In 2008 my husband and I could not afford the employee portion of the premium for the healthcare policy offered by his employer, as it was over $1,000 per month (which was close to what we were paying for our mortgage at the time), but our three children (an infant, a toddler and a third-grader) were covered under the Illinois' All Kids program. We contacted every insurance carrier in our area to purchase a catastrophic policy for ourselves, but not a single one would sell us coverage. Not one. They cited my history of endometriosis and gallbladder removal when I was a teenager as preexisting conditions even though I was perfectly healthy now.
I managed to stay healthy until July of that year, when I came down with what I was pretty sure were kidney stones—the pain was excruciating. I googled kidney stones and learned that once you passed them it was relatively safe and you did not need a doctor. Well, I was concerned anyway and decided I wanted to get a professional medical opinion and would just pay cash for a visit and if needed, I would buy any necesssary medication.
I began calling around to local doctors specializing in internal medicine and the first question I was asked, every single time, without fail, was if I had insurance. When I said no, every doctor's office refused to see me. Even though I said I had cash. NO ONE would see me. After a week I gave up and felt better anyway. Then, a few days later I started to experience flu-like symptoms. I became very sick, very fast. I had a high fever, above 102 degrees farenheit, and I could not break it. I endured chills so strong that my teeth were chattering, I was shaking uncontrollably, and could not move. At one point I thought I was seizing. I even got in the shower, turned it as hot as it would get and still couldn't warm up. This went on for days.
Looking back, I know I should've gone to the emergency room immediately. But at the time I thought I had the flu and that it would pass if I kept taking over-the-counter medications and tried to rest. Once I started throwing up and couldn't keep anything down—not even a sip of water—I knew I had to get some kind of medical help. I finally found a nurses' group in one of the nearby "low income" areas of my city, who saw patients based on income and/or lack of health insurance. At this point I wasn't even able to drive so my husband had no choice but to leave work and take me on his lunch break, but not without a fight with his employer to use his lunch break for a personal "errand" to get his sick wife to a doctor.
When we arrived I filled out the paperwork and when the nurse practitioner looked at that and then saw my condition, she told my husband that she thought my kidneys could be septic and if he did not take me to the hospital immediately she would call an ambulance and the police herself. It was that serious.

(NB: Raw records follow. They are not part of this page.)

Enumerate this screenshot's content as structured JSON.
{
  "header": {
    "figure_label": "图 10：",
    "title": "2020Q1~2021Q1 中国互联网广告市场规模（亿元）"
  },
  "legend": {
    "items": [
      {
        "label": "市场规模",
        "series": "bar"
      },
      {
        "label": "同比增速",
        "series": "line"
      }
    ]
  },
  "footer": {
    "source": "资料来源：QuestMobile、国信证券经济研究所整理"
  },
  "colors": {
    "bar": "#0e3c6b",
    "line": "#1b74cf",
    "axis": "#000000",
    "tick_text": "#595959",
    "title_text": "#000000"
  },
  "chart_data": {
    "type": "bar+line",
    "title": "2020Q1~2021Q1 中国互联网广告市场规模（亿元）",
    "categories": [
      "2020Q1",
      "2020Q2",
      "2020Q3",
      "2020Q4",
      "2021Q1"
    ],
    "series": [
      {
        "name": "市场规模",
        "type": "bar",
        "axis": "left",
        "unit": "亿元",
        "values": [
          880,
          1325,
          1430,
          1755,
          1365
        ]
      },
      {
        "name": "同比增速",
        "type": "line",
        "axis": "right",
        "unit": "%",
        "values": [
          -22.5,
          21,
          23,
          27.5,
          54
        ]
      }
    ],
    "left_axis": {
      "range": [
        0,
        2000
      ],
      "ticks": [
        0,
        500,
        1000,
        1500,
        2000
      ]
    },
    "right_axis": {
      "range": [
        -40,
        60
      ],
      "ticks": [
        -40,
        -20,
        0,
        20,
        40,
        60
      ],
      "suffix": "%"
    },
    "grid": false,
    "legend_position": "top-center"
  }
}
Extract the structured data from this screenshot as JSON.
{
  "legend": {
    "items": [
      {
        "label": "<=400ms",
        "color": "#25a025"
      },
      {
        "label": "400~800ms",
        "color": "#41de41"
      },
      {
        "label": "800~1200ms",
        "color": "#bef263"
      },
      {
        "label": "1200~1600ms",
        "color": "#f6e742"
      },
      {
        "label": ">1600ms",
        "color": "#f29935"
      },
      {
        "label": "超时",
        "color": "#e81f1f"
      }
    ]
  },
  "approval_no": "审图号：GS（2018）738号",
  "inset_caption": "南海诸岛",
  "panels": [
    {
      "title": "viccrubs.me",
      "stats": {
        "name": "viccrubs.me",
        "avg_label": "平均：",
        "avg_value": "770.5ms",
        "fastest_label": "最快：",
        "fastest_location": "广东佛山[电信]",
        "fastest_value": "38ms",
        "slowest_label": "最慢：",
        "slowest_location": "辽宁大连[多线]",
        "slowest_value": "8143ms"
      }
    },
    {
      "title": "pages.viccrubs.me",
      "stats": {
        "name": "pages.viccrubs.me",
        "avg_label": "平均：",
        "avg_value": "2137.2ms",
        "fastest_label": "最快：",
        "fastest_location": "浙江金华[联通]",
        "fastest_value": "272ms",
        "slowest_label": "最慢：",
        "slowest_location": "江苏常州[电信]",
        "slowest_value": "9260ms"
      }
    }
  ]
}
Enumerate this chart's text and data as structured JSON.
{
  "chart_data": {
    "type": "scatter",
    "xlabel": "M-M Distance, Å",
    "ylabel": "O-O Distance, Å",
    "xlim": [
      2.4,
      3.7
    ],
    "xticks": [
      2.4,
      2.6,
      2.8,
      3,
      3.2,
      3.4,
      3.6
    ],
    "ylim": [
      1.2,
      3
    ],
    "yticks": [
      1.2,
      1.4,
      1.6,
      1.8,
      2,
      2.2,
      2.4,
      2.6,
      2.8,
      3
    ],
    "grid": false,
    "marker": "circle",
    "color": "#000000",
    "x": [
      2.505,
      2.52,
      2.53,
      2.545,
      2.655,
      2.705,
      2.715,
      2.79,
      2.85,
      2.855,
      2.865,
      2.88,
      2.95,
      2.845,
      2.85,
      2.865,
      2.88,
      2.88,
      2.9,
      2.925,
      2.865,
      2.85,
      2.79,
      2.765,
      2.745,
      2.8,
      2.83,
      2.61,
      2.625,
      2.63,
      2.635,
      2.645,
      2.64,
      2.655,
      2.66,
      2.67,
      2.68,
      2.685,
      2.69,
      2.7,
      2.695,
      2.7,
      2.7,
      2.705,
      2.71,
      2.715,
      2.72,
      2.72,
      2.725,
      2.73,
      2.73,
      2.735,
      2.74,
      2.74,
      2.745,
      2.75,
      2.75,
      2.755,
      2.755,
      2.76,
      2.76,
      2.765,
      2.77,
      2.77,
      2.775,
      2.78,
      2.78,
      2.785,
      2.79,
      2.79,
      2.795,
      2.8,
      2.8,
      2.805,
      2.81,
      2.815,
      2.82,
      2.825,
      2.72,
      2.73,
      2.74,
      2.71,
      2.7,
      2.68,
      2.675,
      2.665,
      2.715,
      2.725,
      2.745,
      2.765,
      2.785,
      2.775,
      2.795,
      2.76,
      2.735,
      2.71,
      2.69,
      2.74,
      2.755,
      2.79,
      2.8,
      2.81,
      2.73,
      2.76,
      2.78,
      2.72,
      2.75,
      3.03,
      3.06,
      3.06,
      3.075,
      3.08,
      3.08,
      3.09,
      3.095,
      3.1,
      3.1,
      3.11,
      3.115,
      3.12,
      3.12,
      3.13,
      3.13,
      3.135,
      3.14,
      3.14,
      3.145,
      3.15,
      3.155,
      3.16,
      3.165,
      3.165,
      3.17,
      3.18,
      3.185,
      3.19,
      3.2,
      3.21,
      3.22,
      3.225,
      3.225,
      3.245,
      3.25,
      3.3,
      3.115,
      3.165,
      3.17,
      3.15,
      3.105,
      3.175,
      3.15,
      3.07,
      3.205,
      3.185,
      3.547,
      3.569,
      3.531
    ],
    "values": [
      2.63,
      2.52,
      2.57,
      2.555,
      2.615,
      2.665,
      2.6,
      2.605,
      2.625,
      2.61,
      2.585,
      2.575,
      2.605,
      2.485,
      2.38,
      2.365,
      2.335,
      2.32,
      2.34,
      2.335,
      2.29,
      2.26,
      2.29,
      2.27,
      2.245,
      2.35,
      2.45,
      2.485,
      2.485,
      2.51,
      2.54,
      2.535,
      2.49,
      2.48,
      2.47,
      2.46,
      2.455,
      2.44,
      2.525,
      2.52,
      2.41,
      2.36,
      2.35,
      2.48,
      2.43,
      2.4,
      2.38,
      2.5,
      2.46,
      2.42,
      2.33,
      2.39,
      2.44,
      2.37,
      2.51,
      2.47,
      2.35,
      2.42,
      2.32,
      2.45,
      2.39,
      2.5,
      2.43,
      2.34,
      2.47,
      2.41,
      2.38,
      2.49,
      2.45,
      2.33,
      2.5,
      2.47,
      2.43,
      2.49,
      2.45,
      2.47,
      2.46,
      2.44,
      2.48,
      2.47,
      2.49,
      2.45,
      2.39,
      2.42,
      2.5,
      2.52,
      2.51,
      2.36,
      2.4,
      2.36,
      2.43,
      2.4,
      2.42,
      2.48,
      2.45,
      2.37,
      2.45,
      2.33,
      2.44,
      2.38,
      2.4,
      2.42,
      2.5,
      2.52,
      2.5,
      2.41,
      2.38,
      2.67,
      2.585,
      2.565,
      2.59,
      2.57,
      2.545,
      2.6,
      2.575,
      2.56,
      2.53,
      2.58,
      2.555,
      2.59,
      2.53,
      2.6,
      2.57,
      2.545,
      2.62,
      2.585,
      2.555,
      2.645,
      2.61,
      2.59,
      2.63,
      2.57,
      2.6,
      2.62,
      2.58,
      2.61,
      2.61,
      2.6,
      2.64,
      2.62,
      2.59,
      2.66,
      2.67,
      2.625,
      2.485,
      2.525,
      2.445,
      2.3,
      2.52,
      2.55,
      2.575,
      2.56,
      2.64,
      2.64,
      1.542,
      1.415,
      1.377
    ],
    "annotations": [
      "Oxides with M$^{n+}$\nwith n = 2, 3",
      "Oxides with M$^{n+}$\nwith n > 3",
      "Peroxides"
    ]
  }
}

We went straight to the hospital, and it turned out I had a severe kidney infection and was probably hours—at most a day—away from septic kidneys. The doctors in the hospital told me I was very lucky I came in when I did because if the infection had spread to my bloodstream I could have required kidney dialysis for the rest of my life, a kidney transplant or I could have died.

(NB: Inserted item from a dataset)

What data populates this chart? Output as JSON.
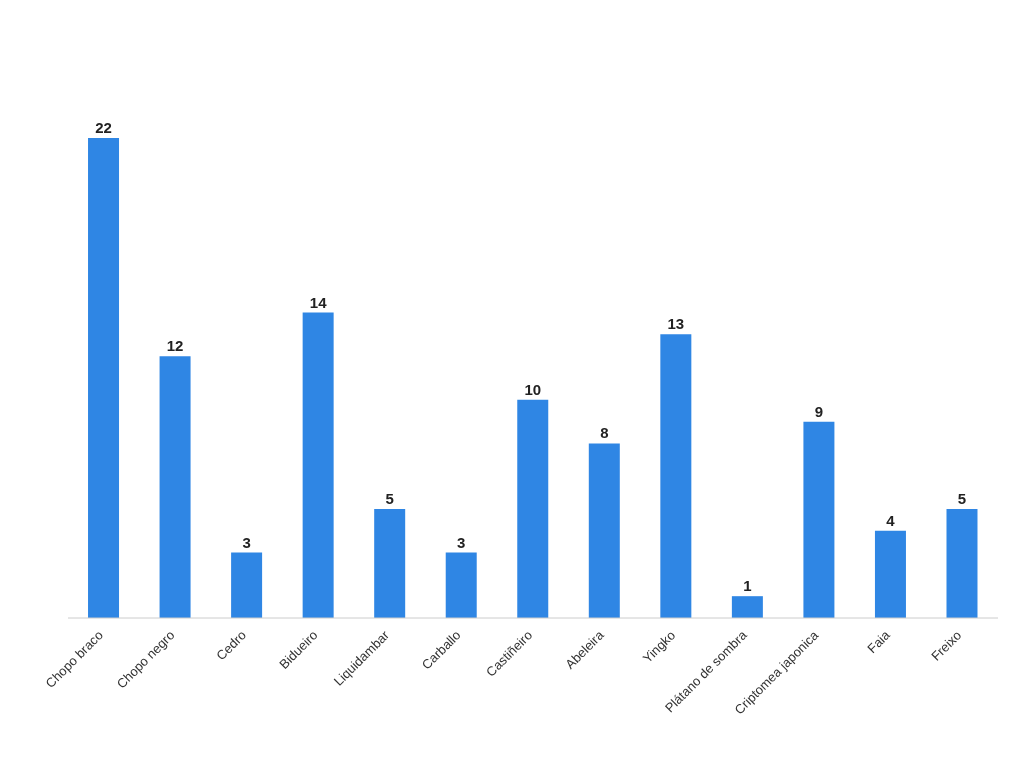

I had to stay in the hospital on IVs, take potassium pills, and have my fever broken repeatedly. I was finally released the day before my baby's 1st birthday and was required to take various expensive prescription medications for four weeks. While my kidney infection finally healed and thankfully I had no lasting effects from it, I did develop bronchial-pneumonia shortly after returning home. The doctors believed it stemmed from a combination of the hospital stay along with a lowered immune system. This necessitated more rounds of expensive drug therapy and medical visits. We had to pay up-front and out of pocket for all of these costs and we did not get a deal for paying cash—all because no insurance company would let us buy insurance and no doctor would see me during the early stages of my illness without it.
And just to add salt to the wounds I was already suffering, my husband was fired the same day that he took me to the hospital, on the grounds that he'd "missed work," and we ended up somewhere in the neighborhood of 10 grand in debt.
The Patient Protection Act would've protected us from all of that. In all likelihood we would have been able to afford our employer provided policy because it probably would not have been so expensive. Even if costs were not reduced and we could not afford our employer provided plan, the Patient Protection Act would most certainly have protected us from all of the companies who excluded us based on my previous health history. One of the stipulations of the PPA is that insurance companies are not allowed to deny coverage for preexisting conditions. We could have purchased a high deductible plan and then I would've been able to get in to see a doctor when I initially felt ill.
No one should have to come that close to losing their life over an easily treatable illness because they had pre-existing conditions. This was one of the many for-profit insurance company wrongs that the Patient Protection Act righted.